Yes to systematic BPO
PAC consultant Karsten Leclerque advises any SME who wants to outsource business processes to take a multi-stage and systematic approach. The first stage involves identifying those processes that generate a competitive advantage and thus have to remain within the company. Companies should then examine their non-competitive processes and calculate their internal costs and efficiency. If the analysis indicates that outsourcing these processes may be beneficial, then a suitable BPO provider needs to be found in the next step. “Psychological factors such as trust play an important role in SMEs in particular,” explains Leclerque. This either results from an existing business relationship or is generated by means of appropriate references.
According to Leclerque, SMEs value “being on the same wavelength” as future contracting partners, that is to say, the provider should itself be an SME or have appropriate structures, such as an SME unit. “This is because process and industry expertise are indispensable, particularly in the midmarket,” says Leclerque.
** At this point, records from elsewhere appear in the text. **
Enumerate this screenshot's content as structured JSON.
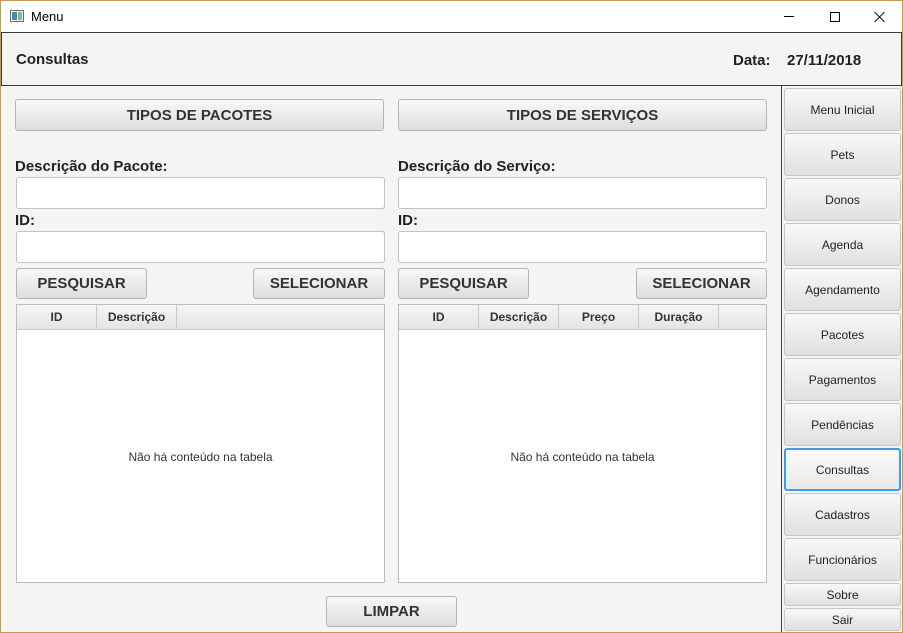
{
  "window": {
    "title": "Menu"
  },
  "header": {
    "title": "Consultas",
    "date_label": "Data:",
    "date_value": "27/11/2018"
  },
  "left_panel": {
    "section_button": "TIPOS DE PACOTES",
    "description_label": "Descrição do Pacote:",
    "description_value": "",
    "id_label": "ID:",
    "id_value": "",
    "search_button": "PESQUISAR",
    "select_button": "SELECIONAR",
    "table": {
      "columns": [
        "ID",
        "Descrição"
      ],
      "empty_message": "Não há conteúdo na tabela"
    }
  },
  "right_panel": {
    "section_button": "TIPOS DE SERVIÇOS",
    "description_label": "Descrição do Serviço:",
    "description_value": "",
    "id_label": "ID:",
    "id_value": "",
    "search_button": "PESQUISAR",
    "select_button": "SELECIONAR",
    "table": {
      "columns": [
        "ID",
        "Descrição",
        "Preço",
        "Duração"
      ],
      "empty_message": "Não há conteúdo na tabela"
    }
  },
  "clear_button": "LIMPAR",
  "sidebar": {
    "items": [
      {
        "label": "Menu Inicial"
      },
      {
        "label": "Pets"
      },
      {
        "label": "Donos"
      },
      {
        "label": "Agenda"
      },
      {
        "label": "Agendamento"
      },
      {
        "label": "Pacotes"
      },
      {
        "label": "Pagamentos"
      },
      {
        "label": "Pendências"
      },
      {
        "label": "Consultas",
        "active": true
      },
      {
        "label": "Cadastros"
      },
      {
        "label": "Funcionários"
      },
      {
        "label": "Sobre"
      },
      {
        "label": "Sair"
      }
    ]
  },
  "colors": {
    "active_border": "#3d9be9",
    "window_border": "#c69b4b"
  }
}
If an SME operates internationally, the IT service provider should also have international expertise and be able to contribute experience from corresponding BPO projects. “To overcome the final obstacle to BPO, the ultimate price-performance package, including transparent and flexible contract drafting, must be right for the SME,” Leclerque explains.
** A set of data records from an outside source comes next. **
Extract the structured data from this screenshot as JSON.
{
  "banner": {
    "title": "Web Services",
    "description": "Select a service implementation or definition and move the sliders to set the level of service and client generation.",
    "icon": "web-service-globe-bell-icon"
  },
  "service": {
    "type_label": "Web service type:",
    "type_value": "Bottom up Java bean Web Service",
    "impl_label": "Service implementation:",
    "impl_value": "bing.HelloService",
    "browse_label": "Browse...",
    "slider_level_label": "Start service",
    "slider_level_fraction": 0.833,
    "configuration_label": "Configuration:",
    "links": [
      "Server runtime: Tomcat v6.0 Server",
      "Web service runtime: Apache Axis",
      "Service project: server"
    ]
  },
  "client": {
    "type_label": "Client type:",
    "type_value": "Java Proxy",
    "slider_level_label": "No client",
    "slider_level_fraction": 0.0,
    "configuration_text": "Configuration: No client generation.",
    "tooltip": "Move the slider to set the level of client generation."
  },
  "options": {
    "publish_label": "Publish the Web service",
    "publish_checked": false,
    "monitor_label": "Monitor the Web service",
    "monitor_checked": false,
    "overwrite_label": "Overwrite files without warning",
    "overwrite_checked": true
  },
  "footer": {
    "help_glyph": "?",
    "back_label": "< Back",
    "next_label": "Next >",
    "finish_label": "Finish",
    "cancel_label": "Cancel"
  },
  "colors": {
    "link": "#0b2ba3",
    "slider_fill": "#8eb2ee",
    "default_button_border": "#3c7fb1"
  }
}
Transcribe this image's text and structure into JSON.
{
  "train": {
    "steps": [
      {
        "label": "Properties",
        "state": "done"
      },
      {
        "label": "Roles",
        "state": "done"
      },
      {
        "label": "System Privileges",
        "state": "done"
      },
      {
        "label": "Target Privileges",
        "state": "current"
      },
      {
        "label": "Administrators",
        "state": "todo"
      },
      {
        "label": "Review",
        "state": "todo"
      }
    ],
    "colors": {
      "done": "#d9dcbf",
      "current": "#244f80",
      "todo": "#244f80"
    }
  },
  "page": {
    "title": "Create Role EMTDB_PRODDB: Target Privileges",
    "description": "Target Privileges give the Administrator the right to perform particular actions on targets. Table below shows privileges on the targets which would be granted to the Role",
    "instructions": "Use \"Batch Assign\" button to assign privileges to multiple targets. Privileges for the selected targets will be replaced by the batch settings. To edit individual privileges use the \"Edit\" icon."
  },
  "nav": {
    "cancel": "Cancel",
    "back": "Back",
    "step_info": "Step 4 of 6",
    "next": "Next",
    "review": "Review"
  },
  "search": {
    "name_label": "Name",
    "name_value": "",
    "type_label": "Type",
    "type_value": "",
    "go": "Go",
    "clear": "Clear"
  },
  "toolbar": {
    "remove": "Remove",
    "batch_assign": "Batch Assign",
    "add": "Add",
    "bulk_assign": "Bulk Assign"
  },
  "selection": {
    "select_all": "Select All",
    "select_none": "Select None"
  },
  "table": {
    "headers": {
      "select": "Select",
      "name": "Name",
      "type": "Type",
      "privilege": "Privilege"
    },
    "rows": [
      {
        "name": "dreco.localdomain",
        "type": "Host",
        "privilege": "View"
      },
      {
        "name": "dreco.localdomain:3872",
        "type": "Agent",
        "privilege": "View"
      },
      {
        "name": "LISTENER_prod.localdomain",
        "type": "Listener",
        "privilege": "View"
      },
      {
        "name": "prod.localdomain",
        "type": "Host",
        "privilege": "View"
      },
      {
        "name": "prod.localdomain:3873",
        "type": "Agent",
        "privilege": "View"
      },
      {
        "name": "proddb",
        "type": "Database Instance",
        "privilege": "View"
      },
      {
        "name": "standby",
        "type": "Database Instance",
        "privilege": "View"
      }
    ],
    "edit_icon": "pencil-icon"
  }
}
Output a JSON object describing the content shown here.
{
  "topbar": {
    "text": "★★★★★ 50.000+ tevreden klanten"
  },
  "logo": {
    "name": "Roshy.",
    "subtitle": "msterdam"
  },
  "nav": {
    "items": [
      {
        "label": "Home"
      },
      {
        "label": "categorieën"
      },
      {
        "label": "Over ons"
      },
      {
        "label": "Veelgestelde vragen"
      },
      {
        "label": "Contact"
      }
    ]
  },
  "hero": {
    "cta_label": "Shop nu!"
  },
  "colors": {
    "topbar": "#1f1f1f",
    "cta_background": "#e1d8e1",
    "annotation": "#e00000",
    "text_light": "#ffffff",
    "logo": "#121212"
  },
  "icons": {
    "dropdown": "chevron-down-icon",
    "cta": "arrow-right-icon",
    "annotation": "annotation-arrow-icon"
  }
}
Companies now expect much of their BPO service provider. “The lens through which BPO agreements are evaluated is now more sharply focused,” says Romala Ravi, describing the dynamic relationship that companies who (want to) outsource business processes to an external service provider are involved in. An attractive option for SMEs is therefore to outsource business processes such as HR, accounting, or purchasing to a qualified external SAP service provider like AC-Service (BPO HR), ORGA, saardata or TDS. These can contribute the necessary industry-specific expertise, they are SME-compliant, and are subject to strict quality standards due to SAP’s certification guidelines. Further, SAP has introduced a new program for outsourcing business processes in the form of “BPO Services Powered by SAP”. In close collaboration with leading outsourcing providers, the “BPO Services Powered by SAP” support the set-up and operation of BPO delivery platforms that combine the efficient and standardized use of up-to-date SAP solutions with the service portfolios of the BPO providers. Companies thus benefit from automated and innovative processes in outsourcing.
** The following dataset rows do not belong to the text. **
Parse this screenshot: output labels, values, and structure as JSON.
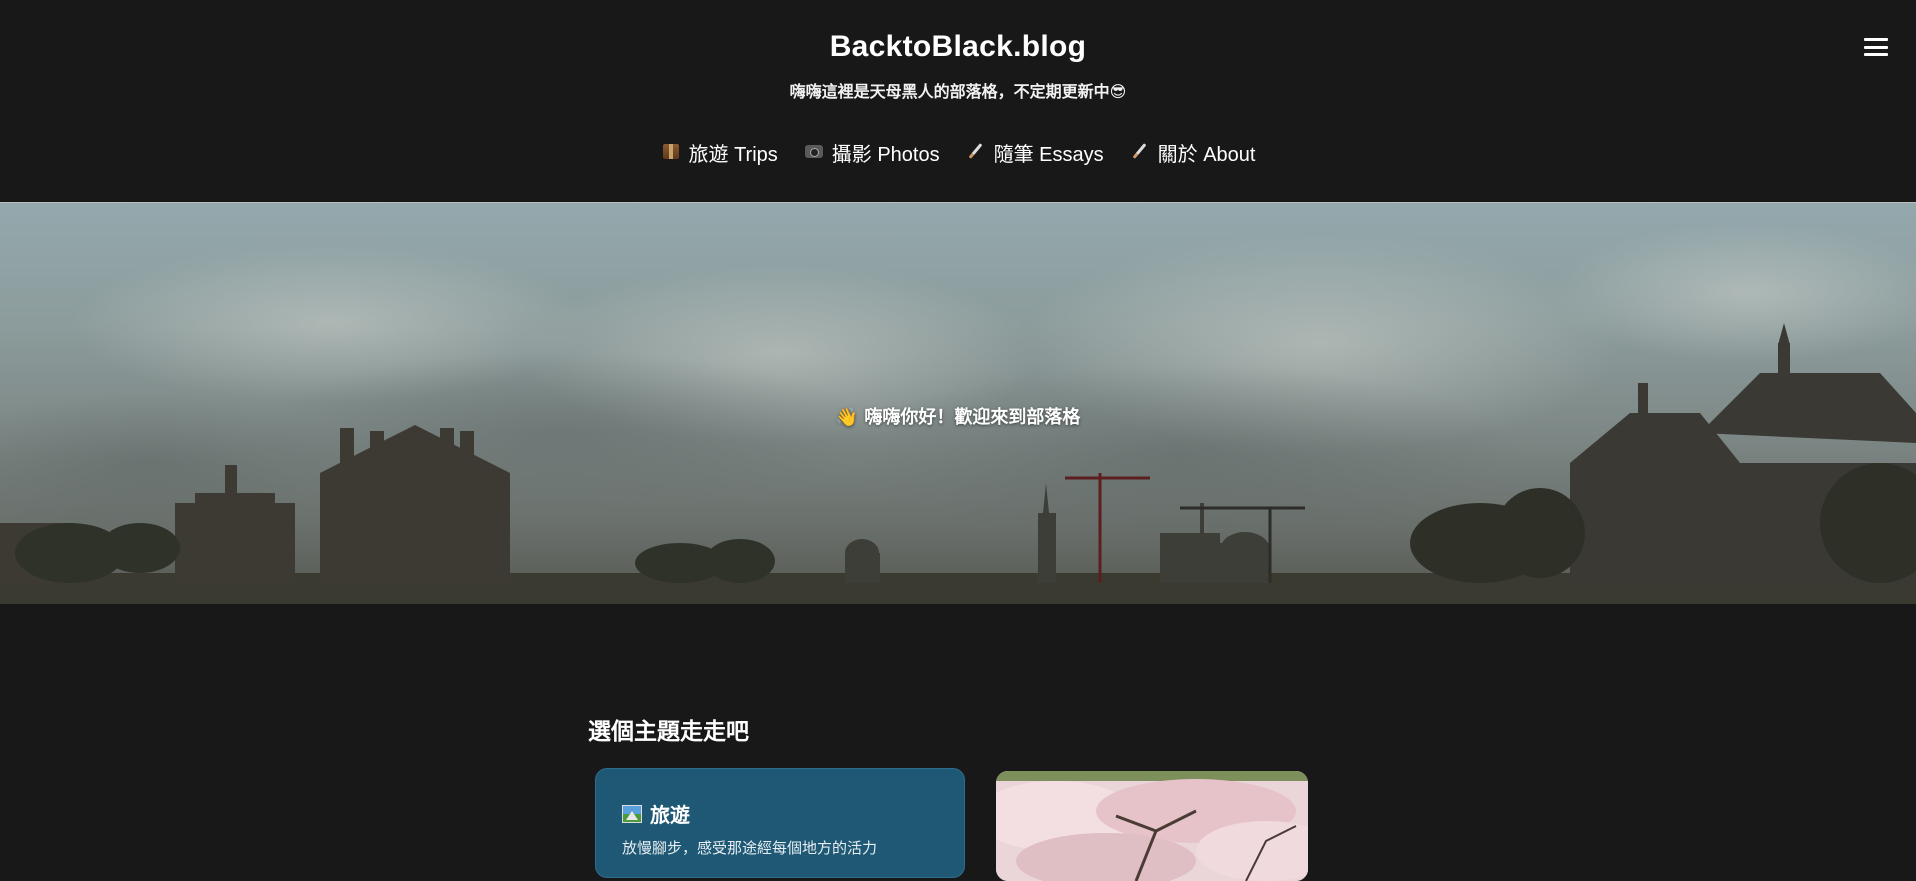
{
  "site": {
    "title": "BacktoBlack.blog",
    "tagline": "嗨嗨這裡是天母黑人的部落格，不定期更新中😎"
  },
  "header": {
    "menu_icon": "hamburger-menu-icon"
  },
  "nav": {
    "items": [
      {
        "label": "旅遊 Trips",
        "icon": "package-icon"
      },
      {
        "label": "攝影 Photos",
        "icon": "camera-flash-icon"
      },
      {
        "label": "隨筆 Essays",
        "icon": "paintbrush-icon"
      },
      {
        "label": "關於 About",
        "icon": "paintbrush-icon"
      }
    ]
  },
  "hero": {
    "greeting": "👋 嗨嗨你好！歡迎來到部落格",
    "image": "paris-skyline-cloudy-sky"
  },
  "topics": {
    "heading": "選個主題走走吧",
    "cards": [
      {
        "title": "旅遊",
        "icon": "landscape-picture-icon",
        "description": "放慢腳步，感受那途經每個地方的活力",
        "background_color": "#1f5874"
      },
      {
        "image": "cherry-blossom-photo"
      }
    ]
  },
  "colors": {
    "page_background": "#181818",
    "card_accent": "#1f5874",
    "text": "#ffffff"
  }
}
Exploiting savings potential, keeping the competitive edge
The PAC consultancy firm anticipates that BPO will ultimately enable German companies to save between 25 and 30 percent of costs. According to Capgemini, companies that outsource business processes also want to improve the quality of their processes and thus increase their efficiency at the same time. In other words: “Companies that outsource specific business processes liberate themselves from the need to invest, and fixed costs are converted into variable, usage-dependent costs. The companies are thus able to concentrate on their core business again, operate more flexibly in the market, and remain competitive,” concludes Karsten Leclerque.